Les consignes permettant de préserver le secret :

 

Pour s’en prémunir, la consigne (au niveau du cercle des « invisibles ») est de ne jamais prononcer les noms (des gens) à haute voix.  L’exigence que Soljenitsyne demande à tous les membres du cercle : ne parler à personne du travail de Soljenitsyne. Tous avaient un nom de code.  Personne n’utilisait le téléphone.

On ne disait jamais rien de ce que l’on avait à faire.  Tout était caché.

Quand Soljenitsyne se rendait chez quelqu’un, il ne sonnait jamais (pour ne pas alerter les voisins) mais frappe au mur. Il ne restait jamais plus de 13 mn, chez la personne rencontrée. Il écrivait tout ce qu’il avait à communiquer à son interlocuteur sur un bout de papier qu’il brûlait immédiatement ensuite.

Les mesures de protection se sont renforcés après l’arrestation de deux écrivains Andreï Siniavski et Youri Daniel, en 1965[3].

En 1965, le KGB perquisitionne chez Soljenitsyne et découvre chez lui une cachette secrète.

Soljenitsyne décide de confier ses manuscrits à 2 invisibles : Nadia Levitskaïa et George Teno.

Ils ont fixé (ensembles ?) une heure d’arrivée et se rencontrent dans un ascenseur. Soljenitsyne leur remet ses manuscrits (cela ne prend pas plus de quelques minutes).

Après s’être assuré qu’il n’est pas suivi, George Teno part en train pour l’Estonie.

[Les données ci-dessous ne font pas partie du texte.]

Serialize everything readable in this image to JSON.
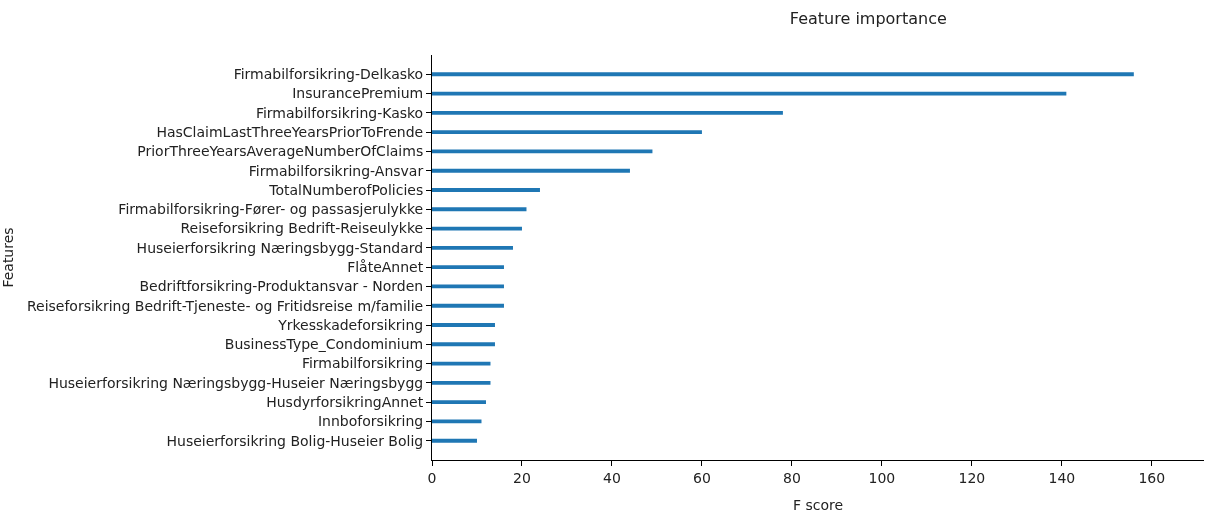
{
  "chart_data": {
    "type": "bar",
    "orientation": "horizontal",
    "title": "Feature importance",
    "xlabel": "F score",
    "ylabel": "Features",
    "categories": [
      "Firmabilforsikring-Delkasko",
      "InsurancePremium",
      "Firmabilforsikring-Kasko",
      "HasClaimLastThreeYearsPriorToFrende",
      "PriorThreeYearsAverageNumberOfClaims",
      "Firmabilforsikring-Ansvar",
      "TotalNumberofPolicies",
      "Firmabilforsikring-Fører- og passasjerulykke",
      "Reiseforsikring Bedrift-Reiseulykke",
      "Huseierforsikring Næringsbygg-Standard",
      "FlåteAnnet",
      "Bedriftforsikring-Produktansvar - Norden",
      "Reiseforsikring Bedrift-Tjeneste- og Fritidsreise m/familie",
      "Yrkesskadeforsikring",
      "BusinessType_Condominium",
      "Firmabilforsikring",
      "Huseierforsikring Næringsbygg-Huseier Næringsbygg",
      "HusdyrforsikringAnnet",
      "Innboforsikring",
      "Huseierforsikring Bolig-Huseier Bolig"
    ],
    "values": [
      156,
      141,
      78,
      60,
      49,
      44,
      24,
      21,
      20,
      18,
      16,
      16,
      16,
      14,
      14,
      13,
      13,
      12,
      11,
      10
    ],
    "color": "#1f77b4",
    "xlim": [
      0,
      171.6
    ],
    "xticks": [
      0,
      20,
      40,
      60,
      80,
      100,
      120,
      140,
      160
    ]
  }
}
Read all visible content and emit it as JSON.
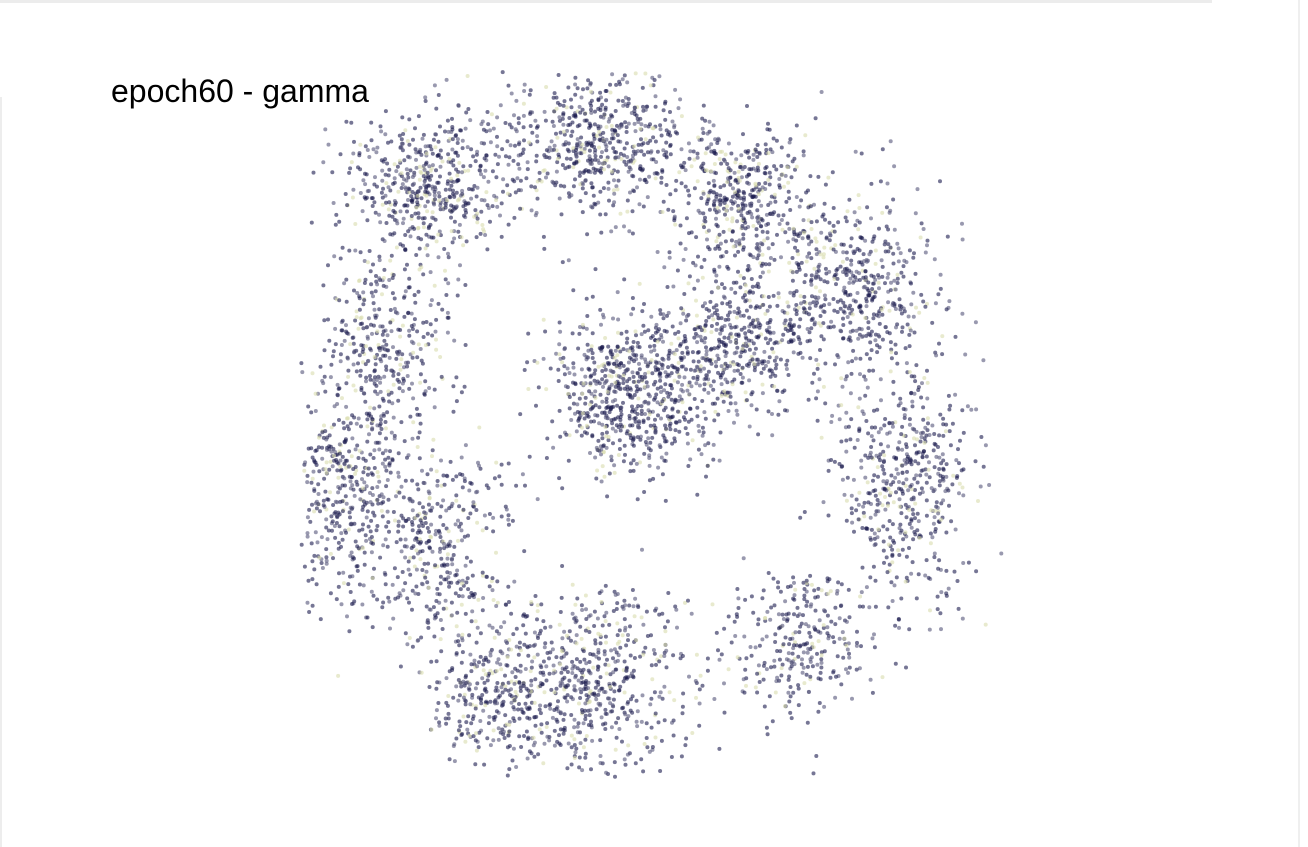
{
  "chart_data": {
    "type": "scatter",
    "title": "epoch60 - gamma",
    "axes_visible": false,
    "grid": false,
    "legend": "none",
    "colors": {
      "dark_point": "#1a1a4e",
      "mid_point": "#55557a",
      "light_point": "#d8dcae",
      "background": "#ffffff"
    },
    "marker_opacity": 0.6,
    "clusters": [
      {
        "name": "top-left",
        "x": 0.18,
        "y": 0.84,
        "sx": 0.06,
        "sy": 0.05,
        "n": 520
      },
      {
        "name": "top-center",
        "x": 0.42,
        "y": 0.9,
        "sx": 0.07,
        "sy": 0.05,
        "n": 600
      },
      {
        "name": "top-right",
        "x": 0.62,
        "y": 0.82,
        "sx": 0.05,
        "sy": 0.05,
        "n": 420
      },
      {
        "name": "upper-right",
        "x": 0.78,
        "y": 0.7,
        "sx": 0.06,
        "sy": 0.07,
        "n": 520
      },
      {
        "name": "mid-left",
        "x": 0.12,
        "y": 0.6,
        "sx": 0.05,
        "sy": 0.07,
        "n": 380
      },
      {
        "name": "center",
        "x": 0.47,
        "y": 0.55,
        "sx": 0.06,
        "sy": 0.06,
        "n": 700
      },
      {
        "name": "center-right",
        "x": 0.62,
        "y": 0.62,
        "sx": 0.05,
        "sy": 0.05,
        "n": 420
      },
      {
        "name": "left",
        "x": 0.06,
        "y": 0.4,
        "sx": 0.04,
        "sy": 0.08,
        "n": 360
      },
      {
        "name": "lower-left",
        "x": 0.2,
        "y": 0.33,
        "sx": 0.06,
        "sy": 0.07,
        "n": 420
      },
      {
        "name": "right",
        "x": 0.85,
        "y": 0.42,
        "sx": 0.05,
        "sy": 0.09,
        "n": 540
      },
      {
        "name": "bottom-center",
        "x": 0.42,
        "y": 0.14,
        "sx": 0.07,
        "sy": 0.07,
        "n": 560
      },
      {
        "name": "bottom-left",
        "x": 0.28,
        "y": 0.12,
        "sx": 0.05,
        "sy": 0.05,
        "n": 320
      },
      {
        "name": "bottom-right",
        "x": 0.7,
        "y": 0.2,
        "sx": 0.05,
        "sy": 0.06,
        "n": 300
      }
    ]
  }
}
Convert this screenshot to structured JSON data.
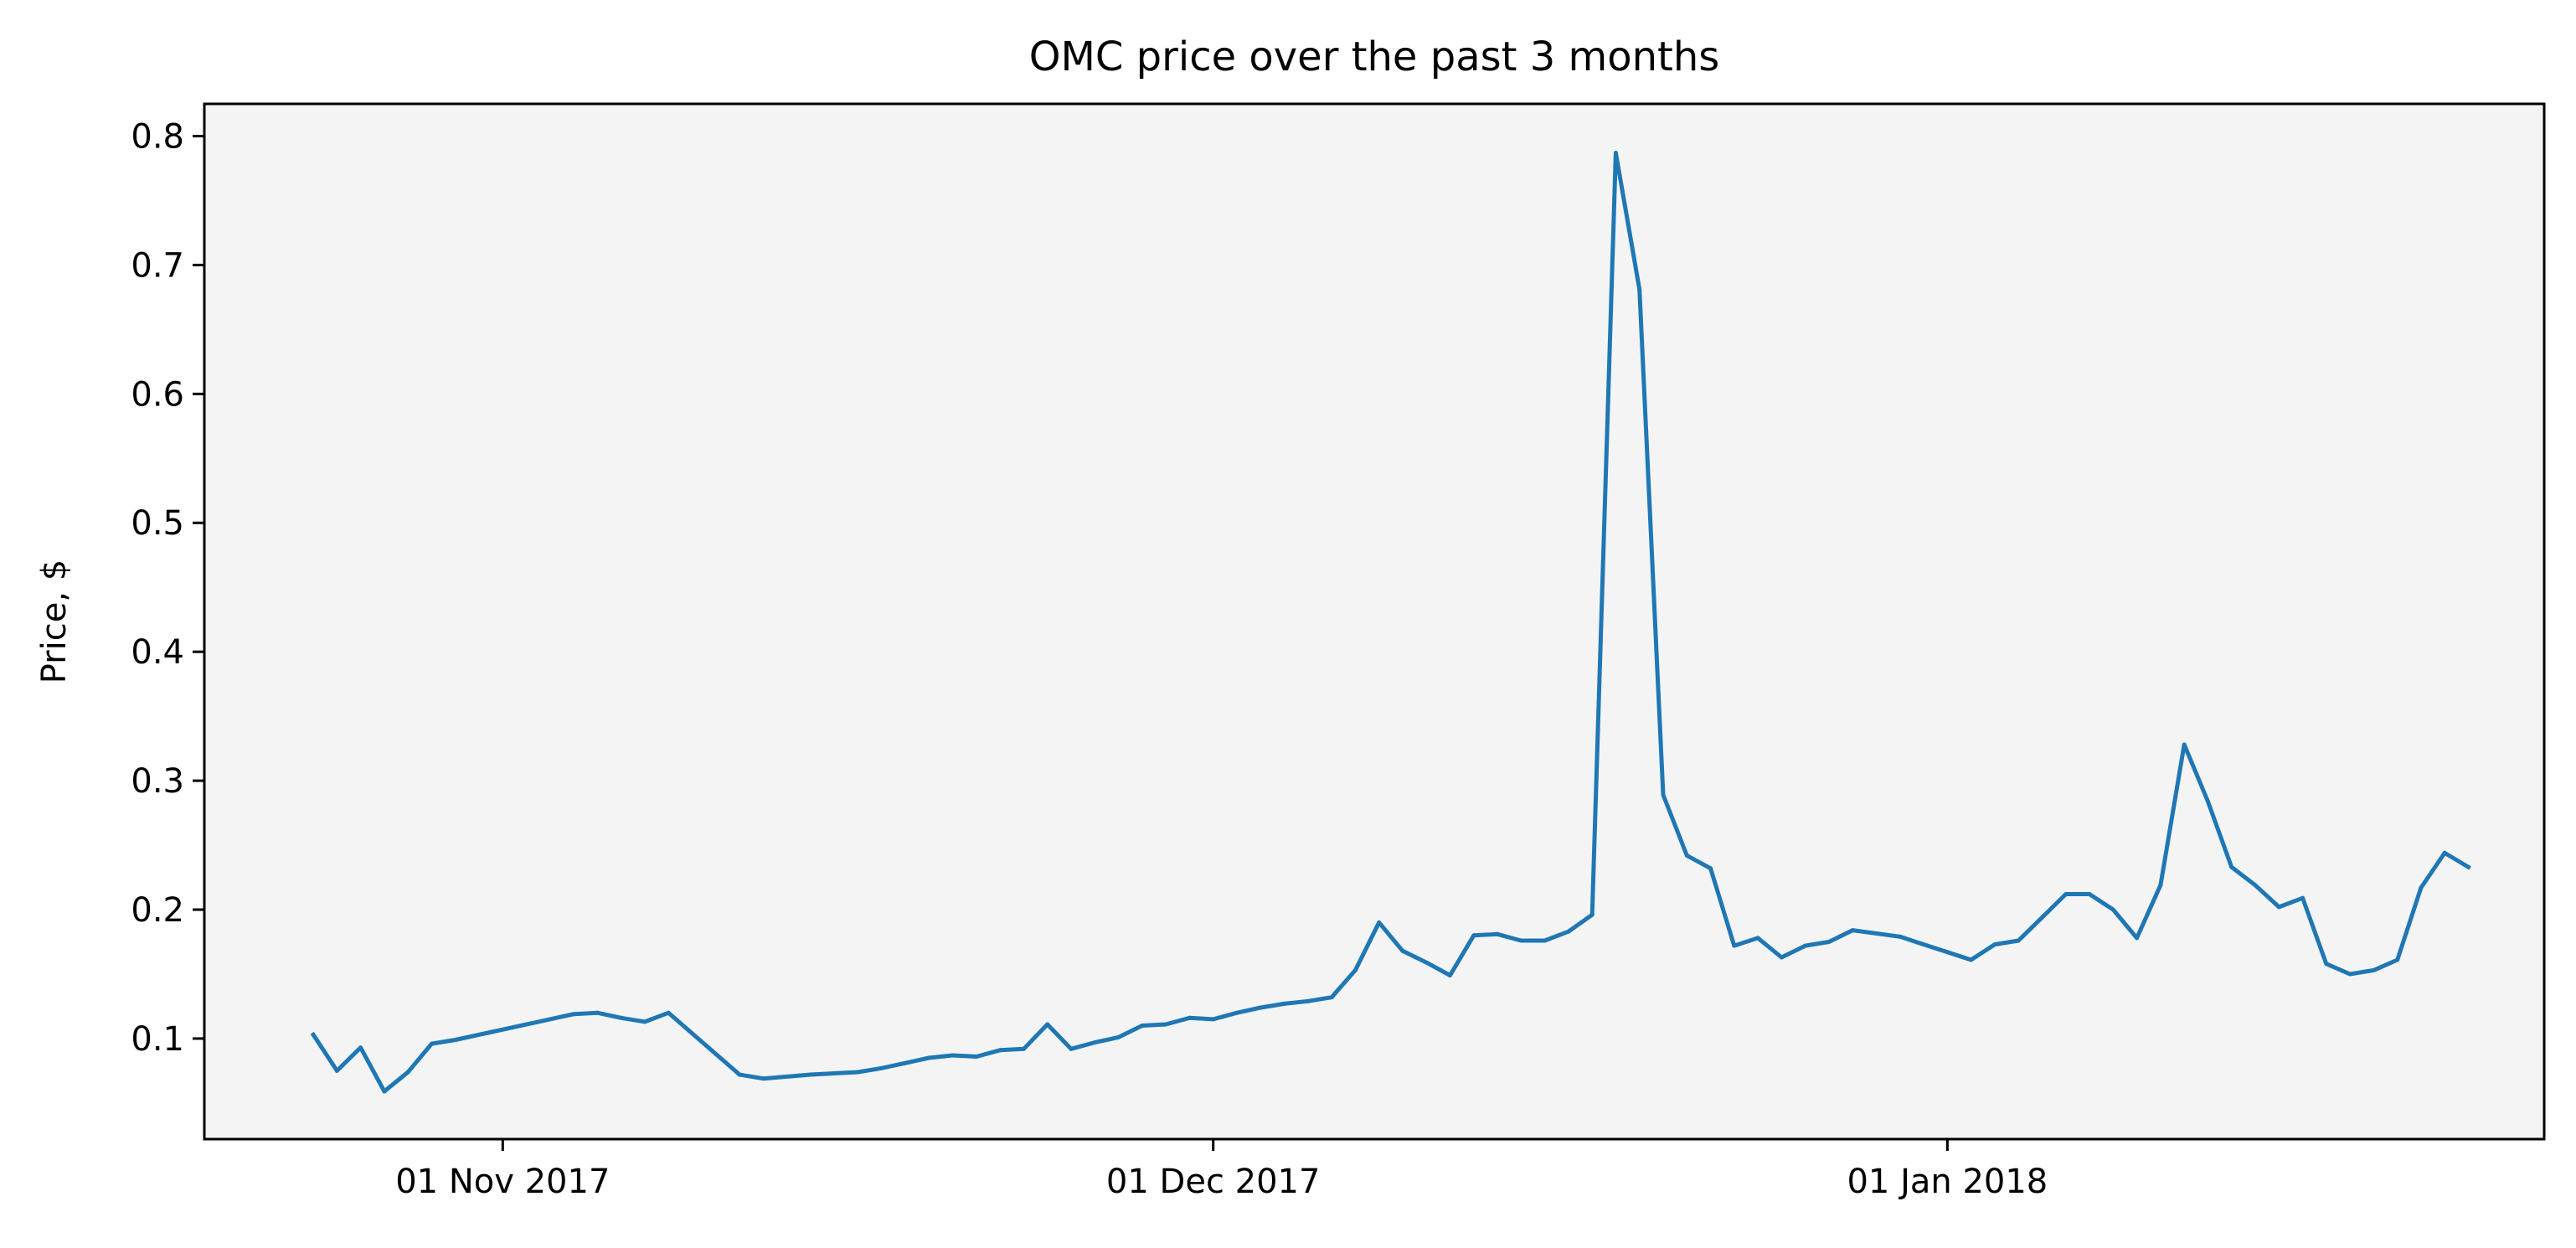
{
  "chart_data": {
    "type": "line",
    "title": "OMC price over the past 3 months",
    "xlabel": "",
    "ylabel": "Price, $",
    "ylim": [
      0.022,
      0.825
    ],
    "y_ticks": [
      0.1,
      0.2,
      0.3,
      0.4,
      0.5,
      0.6,
      0.7,
      0.8
    ],
    "y_tick_labels": [
      "0.1",
      "0.2",
      "0.3",
      "0.4",
      "0.5",
      "0.6",
      "0.7",
      "0.8"
    ],
    "xlim_days": [
      -12.6,
      86.2
    ],
    "x_unit": "days since 01 Nov 2017",
    "x_ticks": [
      0,
      30,
      61
    ],
    "x_tick_labels": [
      "01 Nov 2017",
      "01 Dec 2017",
      "01 Jan 2018"
    ],
    "grid": false,
    "colors": {
      "line": "#1f77b4",
      "plot_background": "#f4f4f4",
      "axes": "#000000"
    },
    "series": [
      {
        "name": "OMC price",
        "x": [
          -8,
          -7,
          -6,
          -5,
          -4,
          -3,
          -2,
          3,
          4,
          5,
          6,
          7,
          10,
          11,
          13,
          15,
          16,
          17,
          18,
          19,
          20,
          21,
          22,
          23,
          24,
          25,
          26,
          27,
          28,
          29,
          30,
          31,
          32,
          33,
          34,
          35,
          36,
          37,
          38,
          39,
          40,
          41,
          42,
          43,
          44,
          45,
          46,
          47,
          48,
          49,
          50,
          51,
          52,
          53,
          54,
          55,
          56,
          57,
          59,
          60,
          61,
          62,
          63,
          64,
          65,
          66,
          67,
          68,
          69,
          70,
          71,
          72,
          73,
          74,
          75,
          76,
          77,
          78,
          79,
          80,
          81,
          82,
          83
        ],
        "y": [
          0.103,
          0.075,
          0.093,
          0.059,
          0.074,
          0.096,
          0.099,
          0.119,
          0.12,
          0.116,
          0.113,
          0.12,
          0.072,
          0.069,
          0.072,
          0.074,
          0.077,
          0.081,
          0.085,
          0.087,
          0.086,
          0.091,
          0.092,
          0.111,
          0.092,
          0.097,
          0.101,
          0.11,
          0.111,
          0.116,
          0.115,
          0.12,
          0.124,
          0.127,
          0.129,
          0.132,
          0.153,
          0.19,
          0.168,
          0.159,
          0.149,
          0.18,
          0.181,
          0.176,
          0.176,
          0.183,
          0.196,
          0.787,
          0.681,
          0.289,
          0.242,
          0.232,
          0.172,
          0.178,
          0.163,
          0.172,
          0.175,
          0.184,
          0.179,
          0.173,
          0.167,
          0.161,
          0.173,
          0.176,
          0.194,
          0.212,
          0.212,
          0.2,
          0.178,
          0.219,
          0.328,
          0.284,
          0.233,
          0.219,
          0.202,
          0.209,
          0.158,
          0.15,
          0.153,
          0.161,
          0.217,
          0.244,
          0.233
        ]
      }
    ]
  }
}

En 1965, 1966, 1967, Soljenitsyne trouve un refuge archi-secret dans une ferme isolée en pleine campagne, en Estonie, appartenant à des amis (Arnold Suzy ?). En général, Soljenitsyne tape à la machine toute la nuit.

Les chapitres ne sont jamais stockés aux mêmes endroits (ils sont toujours répartis dans différents endroits, chez différents « invisibles »).

Et donc il ne peut jamais avoir tous sous la main et avoir une vision d’ensemble des chapitres.

Il a toujours des carnets de notes avec lui où sont codés les infos sur les chapitres et leur localisation.

A chaque fois, Soljenitsyne prend d’énormes précautions en venant.  Il change d’apparence, tantôt porte une barbe ou non. Il change de bus, de tramway, parfois descend juste au dernier moment du tramway.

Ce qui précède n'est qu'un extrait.